Pierre Bonnard was a passionate, yet not overly sentimental artist whose talent and pioneering spirit were nurtured through training and affiliation with like-minded peers. Considered by some a traditionalist, in reality Bonnard loosened the constraints of conventional painting. One such example was his approach to the process of painting. Rather than working on a stretched and prepared canvas of a standard size, Bonnard painted directly on canvas that had not been stretched, and only when the image was complete did he cut the material. In doing so, a painting was allowed whatever space it demanded and was not confined by predetermined borders.

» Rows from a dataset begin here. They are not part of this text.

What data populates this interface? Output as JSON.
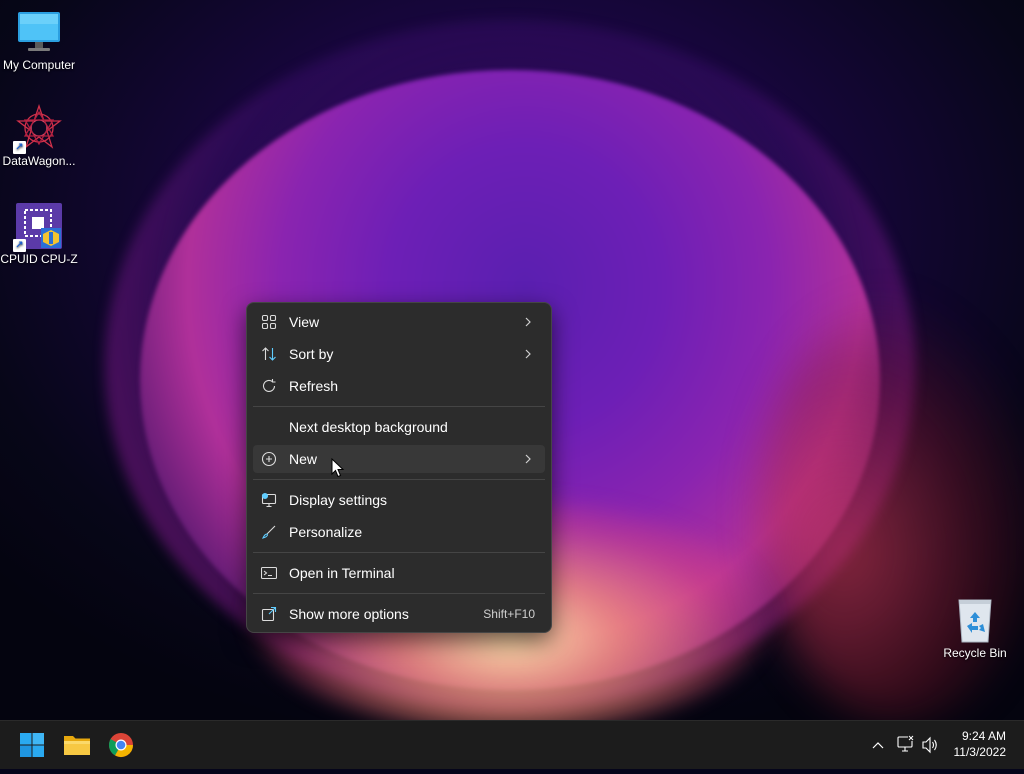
{
  "desktop": {
    "icons": [
      {
        "label": "My Computer"
      },
      {
        "label": "DataWagon..."
      },
      {
        "label": "CPUID CPU-Z"
      },
      {
        "label": "Recycle Bin"
      }
    ]
  },
  "context_menu": {
    "items": [
      {
        "label": "View",
        "icon": "grid-icon",
        "submenu": true
      },
      {
        "label": "Sort by",
        "icon": "sort-icon",
        "submenu": true
      },
      {
        "label": "Refresh",
        "icon": "refresh-icon"
      },
      {
        "label": "Next desktop background",
        "icon": ""
      },
      {
        "label": "New",
        "icon": "plus-circle-icon",
        "submenu": true,
        "highlighted": true
      },
      {
        "label": "Display settings",
        "icon": "display-icon"
      },
      {
        "label": "Personalize",
        "icon": "brush-icon"
      },
      {
        "label": "Open in Terminal",
        "icon": "terminal-icon"
      },
      {
        "label": "Show more options",
        "icon": "share-icon",
        "shortcut": "Shift+F10"
      }
    ]
  },
  "taskbar": {
    "apps": [
      {
        "name": "Start",
        "icon": "windows-logo-icon"
      },
      {
        "name": "File Explorer",
        "icon": "folder-icon"
      },
      {
        "name": "Google Chrome",
        "icon": "chrome-icon"
      }
    ],
    "tray": {
      "time": "9:24 AM",
      "date": "11/3/2022",
      "icons": [
        "chevron-up-icon",
        "network-icon",
        "volume-icon"
      ]
    }
  },
  "colors": {
    "menu_bg": "#2c2c2c",
    "menu_hover": "#383838",
    "taskbar_bg": "#1c1c1c",
    "accent": "#60cdff"
  }
}
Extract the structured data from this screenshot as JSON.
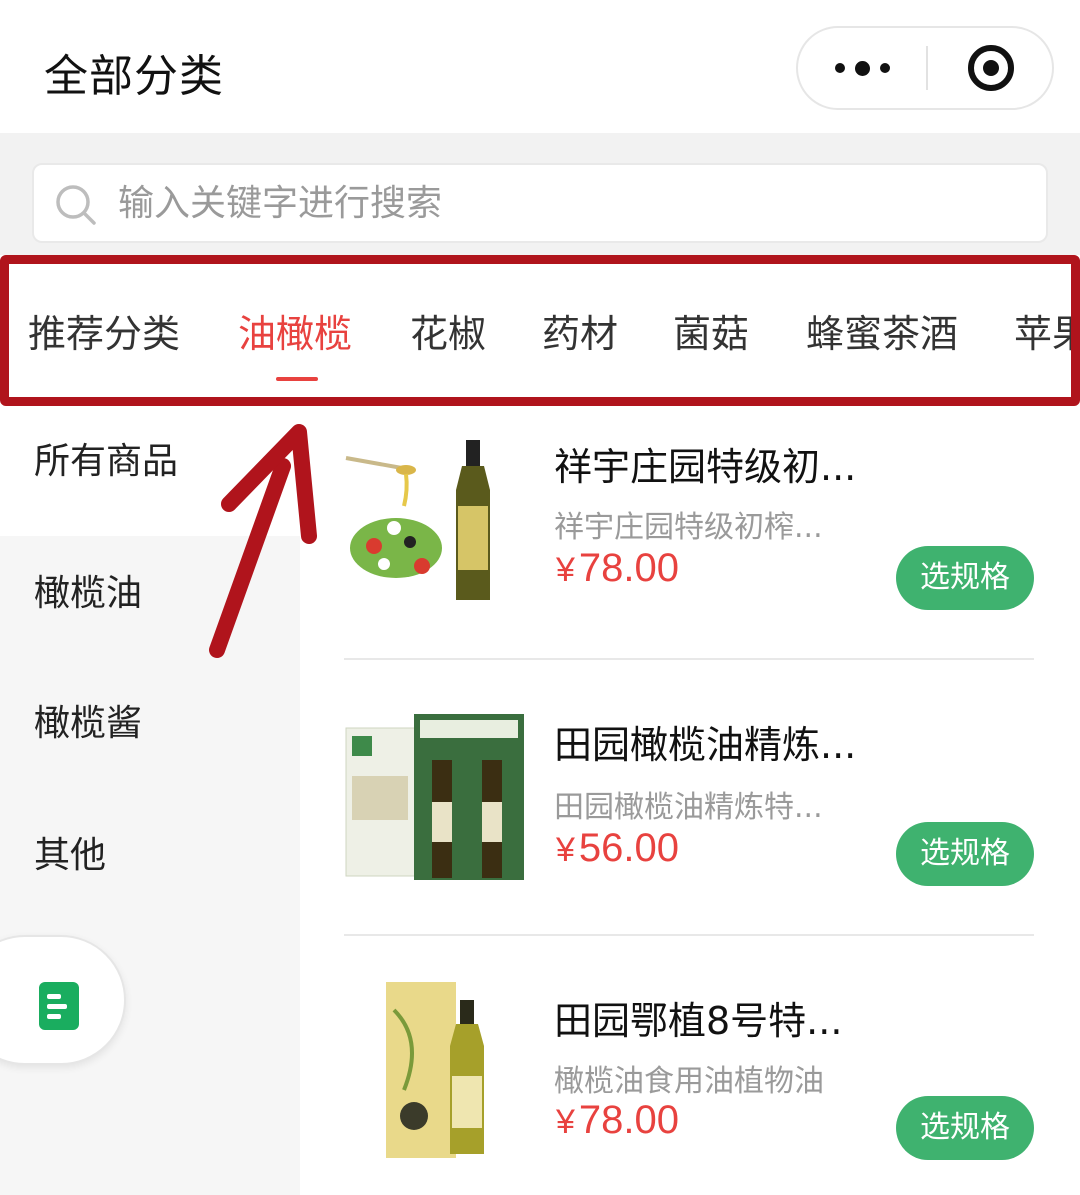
{
  "header": {
    "title": "全部分类"
  },
  "search": {
    "placeholder": "输入关键字进行搜索"
  },
  "tabs": [
    {
      "label": "推荐分类",
      "active": false
    },
    {
      "label": "油橄榄",
      "active": true
    },
    {
      "label": "花椒",
      "active": false
    },
    {
      "label": "药材",
      "active": false
    },
    {
      "label": "菌菇",
      "active": false
    },
    {
      "label": "蜂蜜茶酒",
      "active": false
    },
    {
      "label": "苹果",
      "active": false
    }
  ],
  "sidebar": {
    "items": [
      {
        "label": "所有商品",
        "active": true
      },
      {
        "label": "橄榄油",
        "active": false
      },
      {
        "label": "橄榄酱",
        "active": false
      },
      {
        "label": "其他",
        "active": false
      }
    ]
  },
  "products": [
    {
      "name": "祥宇庄园特级初...",
      "desc": "祥宇庄园特级初榨...",
      "currency": "¥",
      "price": "78.00",
      "button": "选规格"
    },
    {
      "name": "田园橄榄油精炼...",
      "desc": "田园橄榄油精炼特...",
      "currency": "¥",
      "price": "56.00",
      "button": "选规格"
    },
    {
      "name": "田园鄂植8号特...",
      "desc": "橄榄油食用油植物油",
      "currency": "¥",
      "price": "78.00",
      "button": "选规格"
    }
  ],
  "colors": {
    "accent": "#e8423f",
    "button_green": "#3fb26f",
    "annotation_red": "#b0141c",
    "doc_icon_green": "#1aad5f"
  },
  "icons": {
    "more": "more-dots-icon",
    "close": "target-circle-icon",
    "search": "search-icon",
    "float": "document-icon"
  }
}
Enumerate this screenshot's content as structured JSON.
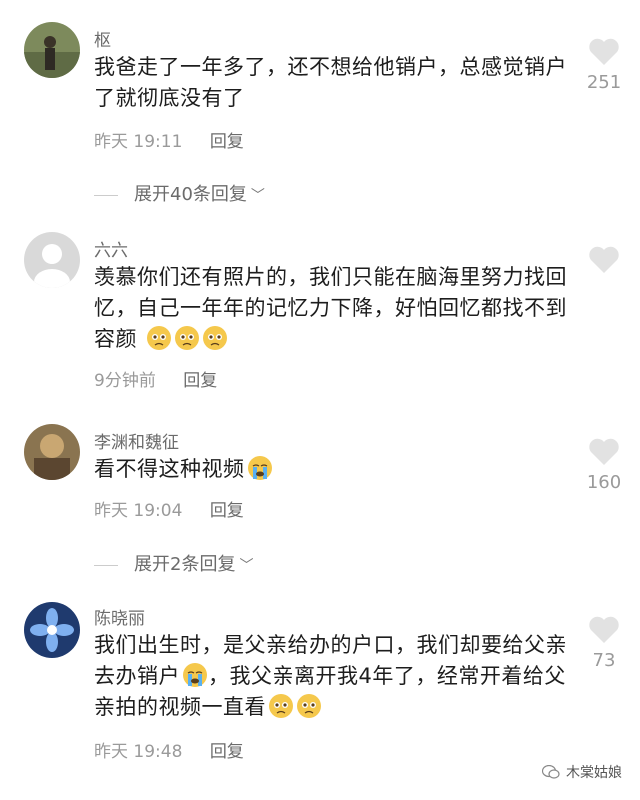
{
  "comments": [
    {
      "username": "枢",
      "text": "我爸走了一年多了，还不想给他销户，总感觉销户了就彻底没有了",
      "time": "昨天 19:11",
      "reply_label": "回复",
      "likes": "251",
      "expand": "展开40条回复"
    },
    {
      "username": "六六",
      "text": "羡慕你们还有照片的，我们只能在脑海里努力找回忆，自己一年年的记忆力下降，好怕回忆都找不到容颜",
      "emojis": [
        "pleading-emoji",
        "pleading-emoji",
        "pleading-emoji"
      ],
      "time": "9分钟前",
      "reply_label": "回复",
      "likes": ""
    },
    {
      "username": "李渊和魏征",
      "text": "看不得这种视频",
      "emojis": [
        "crying-emoji"
      ],
      "time": "昨天 19:04",
      "reply_label": "回复",
      "likes": "160",
      "expand": "展开2条回复"
    },
    {
      "username": "陈晓丽",
      "text_part1": "我们出生时，是父亲给办的户口，我们却要给父亲去办销户",
      "text_part2": "，我父亲离开我4年了，经常开着给父亲拍的视频一直看",
      "emojis_mid": [
        "crying-emoji"
      ],
      "emojis_end": [
        "pleading-emoji",
        "pleading-emoji"
      ],
      "time": "昨天 19:48",
      "reply_label": "回复",
      "likes": "73"
    }
  ],
  "watermark": "木棠姑娘",
  "colors": {
    "text": "#1d1d1d",
    "secondary": "#9a9a9a",
    "heart": "#e2e2e2"
  }
}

Bonnard's formal training included studies at the renowned Julian Academy. Although he shared the passion of the Impressionists for the textured application of paint, he did not embrace the “vibrating atmospheres” of their work, and so set upon his own direction. Joining forces with fellow artists Edouard Vuillard, Maurice Denis, and Paul Ranson, Bonnard helped form the “Nabi Group,” known for their use of flattened space and bold forms typically found in Japanese art. Art historian Hans Jaffe credits Bonnard in particular with “opening doors for art of the future through his ability to weave pigment into the carpet-like flat surface of pure color.”
Throughout his career, Bonnard's favorite model was his beloved wife Mathilde and they shard many happy years together. Upon her death in 1942, Bonnard wrote to his good friend Matisse that painting had become merely “work of consolation.” He led a very solitary existence until his own passing in 1947.